2;4 2;2 2;4 T;T T;T T;T
2;3 4;4 3;4 T;T C;T T;T
4;4 2;4 4;4 T;T T;T T;T
|---||---||---||---||---||---|
M    F C M F C

Assuming there could also be missing data, the first four lines of data might look like

4;4 4;4 4;4 T;T C;T C;T
2;4 2;4 2;4 T;T T;T NA
2;4 NA 2;4 T;T T;T T;T
2;4 2;4 2;4 T;T T;T T;T

(Note the NAs that indicate missing genotype at the first marker of the father in the third triad, and at the second marker of the child in the second triad.

For the combined case-parent triad and control-parent triad design (cc.triad)

The data format is identical to the triad format, but there must be an extra column to the left of the genetic data, specifying the case/control status of the triad.
Important: The case/control column must be numeric with two different values. The largest one will always be used to denote a case triad!

So, for example, the first four lines could look like

0 4;4 4;4 4;4 T;T C;T C;T
1 2;4 2;4 2;4 T;T T;T NA
1 2;4 NA 2;4 T;T T;T T;T
0 2;4 2;4 2;4 T;T T;T T;T

which would indicate that lines 2 and 3 are case triads, lines 1 and 4 are controls. Note that, if for instance only the control child has been genotyped, not the parents, one can use a file like

0 NA NA 4;4 NA NA C;T
1 2;4 2;4 2;4 T;T T;T NA
1 2;4 NA 2;4 NA NA T;T
0 NA NA 2;4 NA NA T;T

i.e. the control parents have been set to missing.

For the standard case-control design (cc)

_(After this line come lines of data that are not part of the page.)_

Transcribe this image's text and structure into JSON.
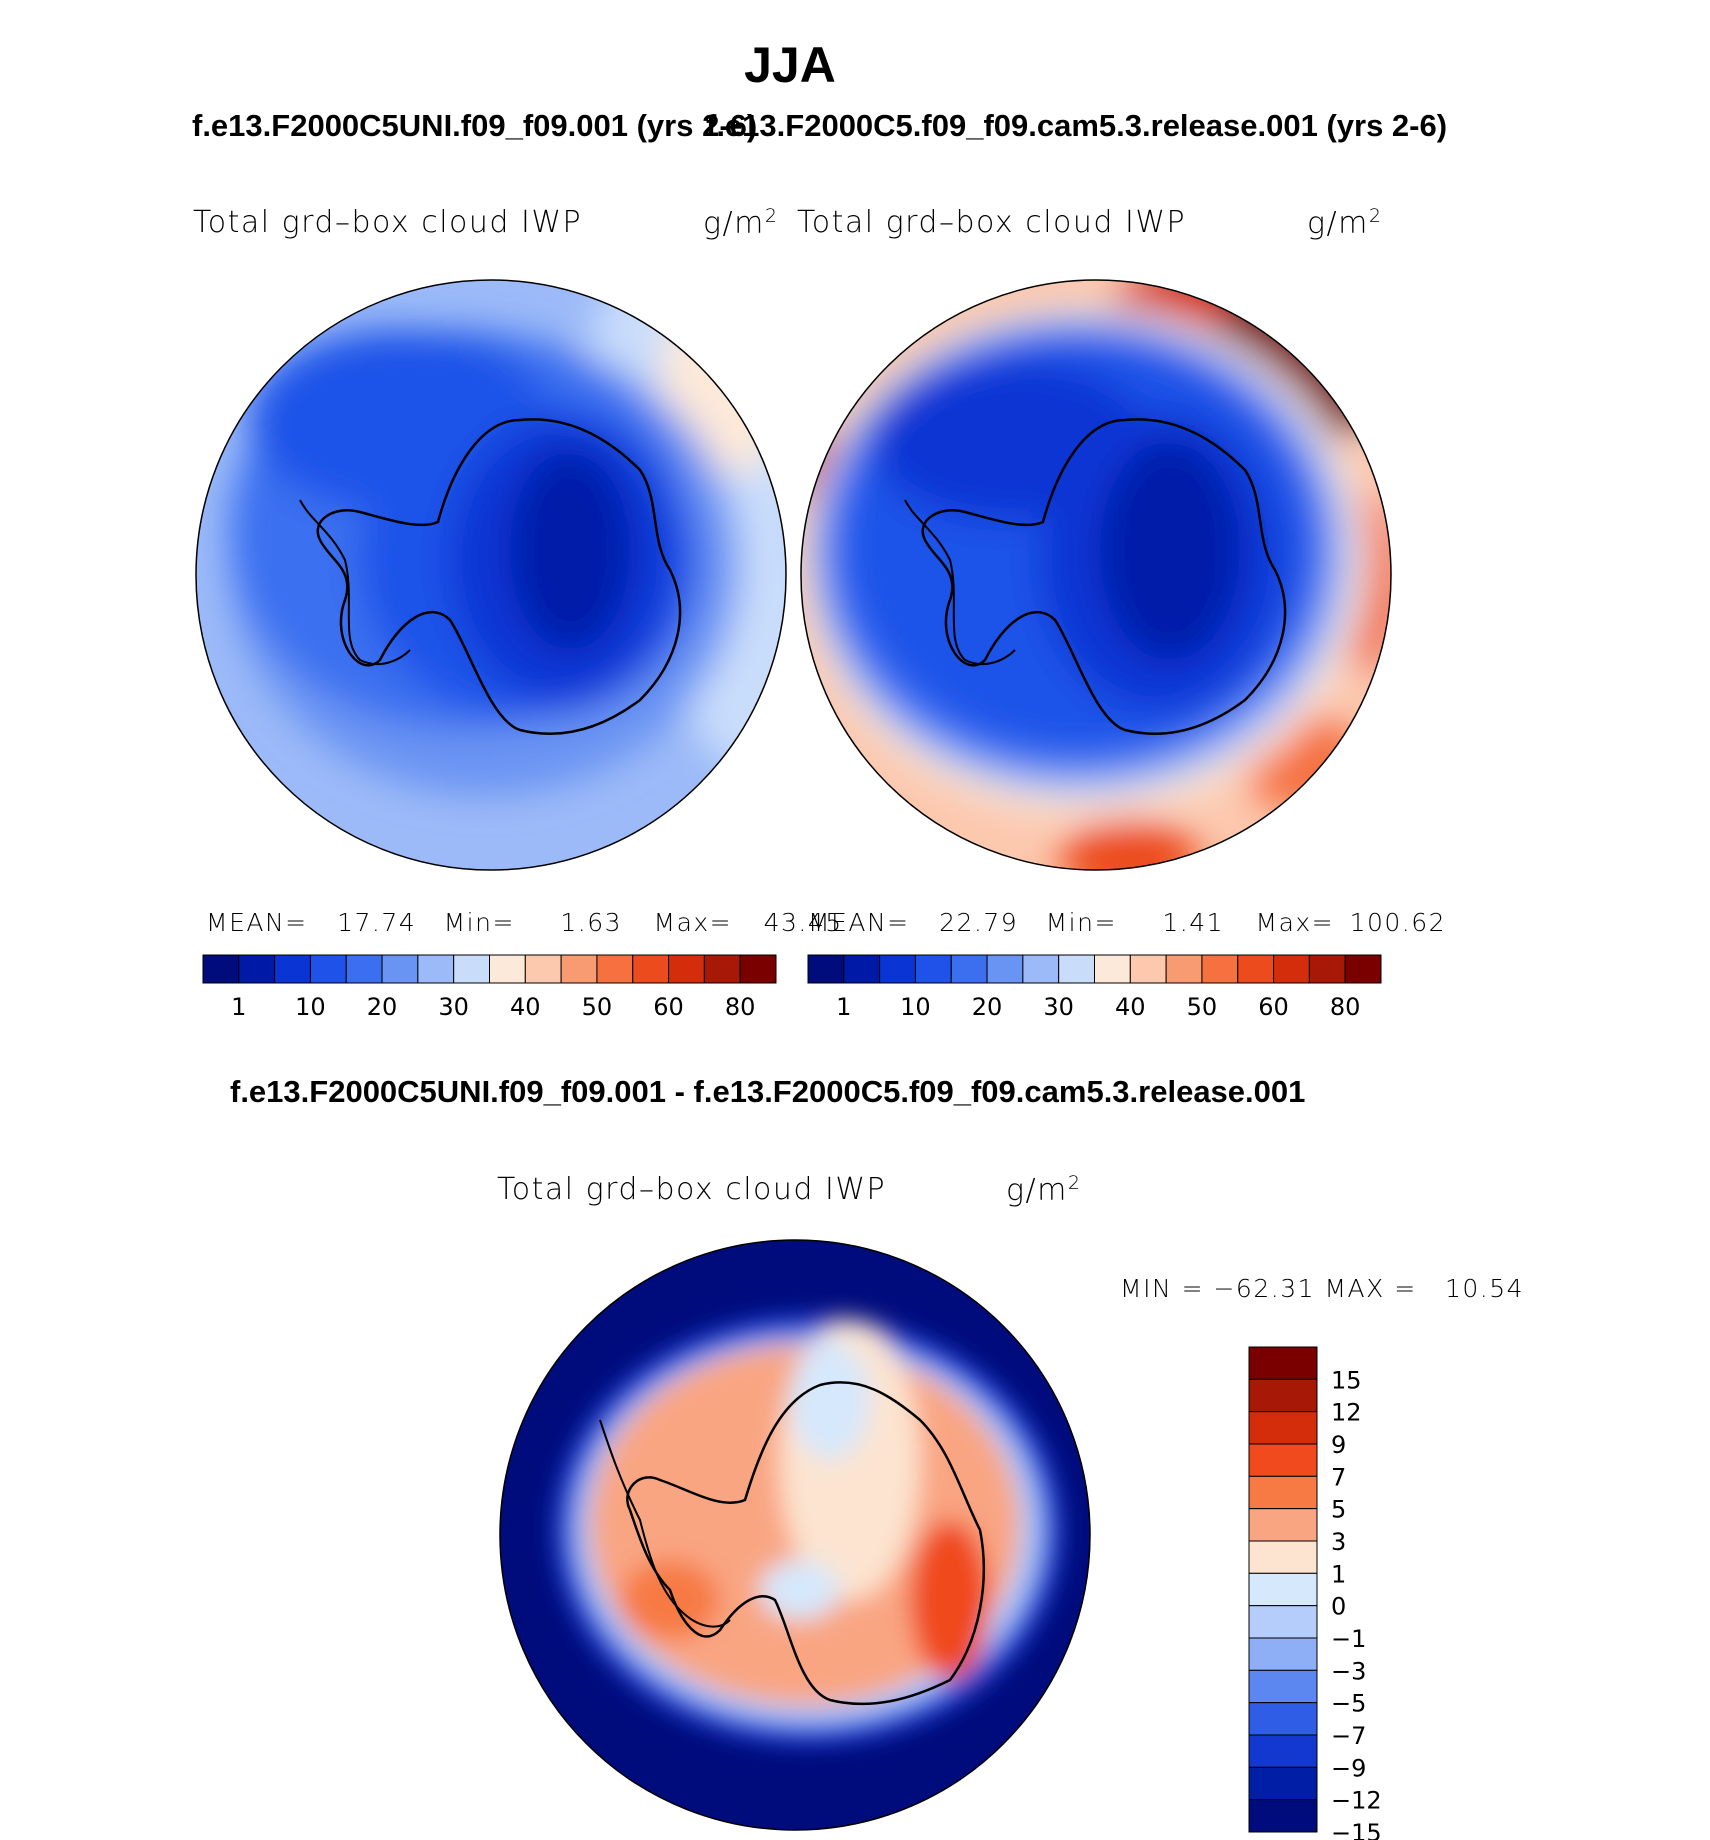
{
  "season": "JJA",
  "panels": {
    "left": {
      "case_title": "f.e13.F2000C5UNI.f09_f09.001 (yrs 2-6)",
      "field_label": "Total grd–box cloud IWP",
      "units_base": "g/m",
      "units_exp": "2",
      "stats": {
        "mean_label": "MEAN=",
        "mean": "17.74",
        "min_label": "Min=",
        "min": "1.63",
        "max_label": "Max=",
        "max": "43.45"
      }
    },
    "right": {
      "case_title": "f.e13.F2000C5.f09_f09.cam5.3.release.001 (yrs 2-6)",
      "field_label": "Total grd–box cloud IWP",
      "units_base": "g/m",
      "units_exp": "2",
      "stats": {
        "mean_label": "MEAN=",
        "mean": "22.79",
        "min_label": "Min=",
        "min": "1.41",
        "max_label": "Max=",
        "max": "100.62"
      }
    },
    "diff": {
      "title": "f.e13.F2000C5UNI.f09_f09.001 - f.e13.F2000C5.f09_f09.cam5.3.release.001",
      "field_label": "Total grd–box cloud IWP",
      "units_base": "g/m",
      "units_exp": "2",
      "minmax_text": "MIN = −62.31 MAX =   10.54"
    }
  },
  "chart_data": [
    {
      "type": "heatmap",
      "title": "f.e13.F2000C5UNI.f09_f09.001 (yrs 2-6)",
      "variable": "Total grd-box cloud IWP",
      "units": "g/m^2",
      "projection": "south polar stereographic",
      "mean": 17.74,
      "min": 1.63,
      "max": 43.45,
      "colorbar_ticks": [
        "1",
        "10",
        "20",
        "30",
        "40",
        "50",
        "60",
        "80"
      ],
      "colors": [
        "#000c7c",
        "#001aa8",
        "#0a35d4",
        "#1f52e8",
        "#3b6ff0",
        "#6a94f3",
        "#9cbaf8",
        "#c9ddfb",
        "#fde9d9",
        "#fcc8ae",
        "#f89a72",
        "#f5713f",
        "#ec4b1e",
        "#d42d0c",
        "#a81806",
        "#7a0000"
      ]
    },
    {
      "type": "heatmap",
      "title": "f.e13.F2000C5.f09_f09.cam5.3.release.001 (yrs 2-6)",
      "variable": "Total grd-box cloud IWP",
      "units": "g/m^2",
      "projection": "south polar stereographic",
      "mean": 22.79,
      "min": 1.41,
      "max": 100.62,
      "colorbar_ticks": [
        "1",
        "10",
        "20",
        "30",
        "40",
        "50",
        "60",
        "80"
      ],
      "colors": [
        "#000c7c",
        "#001aa8",
        "#0a35d4",
        "#1f52e8",
        "#3b6ff0",
        "#6a94f3",
        "#9cbaf8",
        "#c9ddfb",
        "#fde9d9",
        "#fcc8ae",
        "#f89a72",
        "#f5713f",
        "#ec4b1e",
        "#d42d0c",
        "#a81806",
        "#7a0000"
      ]
    },
    {
      "type": "heatmap",
      "title": "f.e13.F2000C5UNI.f09_f09.001 - f.e13.F2000C5.f09_f09.cam5.3.release.001",
      "variable": "Total grd-box cloud IWP",
      "units": "g/m^2",
      "projection": "south polar stereographic",
      "min": -62.31,
      "max": 10.54,
      "colorbar_ticks": [
        "15",
        "12",
        "9",
        "7",
        "5",
        "3",
        "1",
        "0",
        "−1",
        "−3",
        "−5",
        "−7",
        "−9",
        "−12",
        "−15"
      ],
      "colors": [
        "#7a0000",
        "#a81806",
        "#d42d0c",
        "#f04a1e",
        "#f77a45",
        "#f9a582",
        "#fce4d0",
        "#d6e8fc",
        "#b4cdfa",
        "#8eaef6",
        "#5d87f0",
        "#2f5de6",
        "#1238cf",
        "#001fa6",
        "#000c7c"
      ]
    }
  ]
}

The format should be as for the cc.triad data above, but columns relating to parents should be completely removed, as in

0 4;4 C;T
1 2;4 NA
1 2;4 T;T
0 2;4 T;T

Note (for all designs)

For all the designs, the file can contain an arbitrary number of columns to the left of the genetic data. The number of columns should be specified using the argument n.vars. The default, n.vars=0, applies to the triad design, if no covariate columns are present.
The design should be specified with the design argument, which takes the values "triad" (default), "cc.triad" and "cc".

Using other separators

To improve the flexibility of Haplin for the user, there are two arguments to haplin, sep and allele.sep, which can be used to set the separators between columns and within columns, respectively. For instance, space can be used for both, and the file could then look like

marker 1 marker 2
|----------------||---------------|
4 4 4 4 4 4 T T C T C T
2 4 2 4 2 4 T T T T T T
2 4 2 4 2 4 T T T T T T
2 4 2 2 2 4 T T T T T T
2 3 4 4 3 4 T T T T T T
4 4 2 4 4 4 T T T T T T
|----||----||----||----||----||----|
M F C M F C

Or, for instance, with allele.sep="" (empty) and sep=" " (space) it would be

44 44 44 TT CT CT
24 24 24 TT TT TT
24 24 24 TT TT TT
24 22 24 TT TT TT
23 44 34 TT TT TT
44 24 44 TT TT TT

Marker selection

If you intend to run HAPLIN on various selections of the markers, you don’t have to create a separate file for each selection. The markers argument in haplin can be set to, for instance, c(2,3), which will use only the second and third markers in the data file, as in the command haplin("filename", markers = c(2,3)).
Note that if the argument use.missing is set to FALSE, HAPLIN will exclude all triads with any form of missing data (all non-complete triads). However, it will only look at markers chosen by the "markers" argument, so that triads with missing data on unused markers will not be removed as longs as they are completed on the selected markers.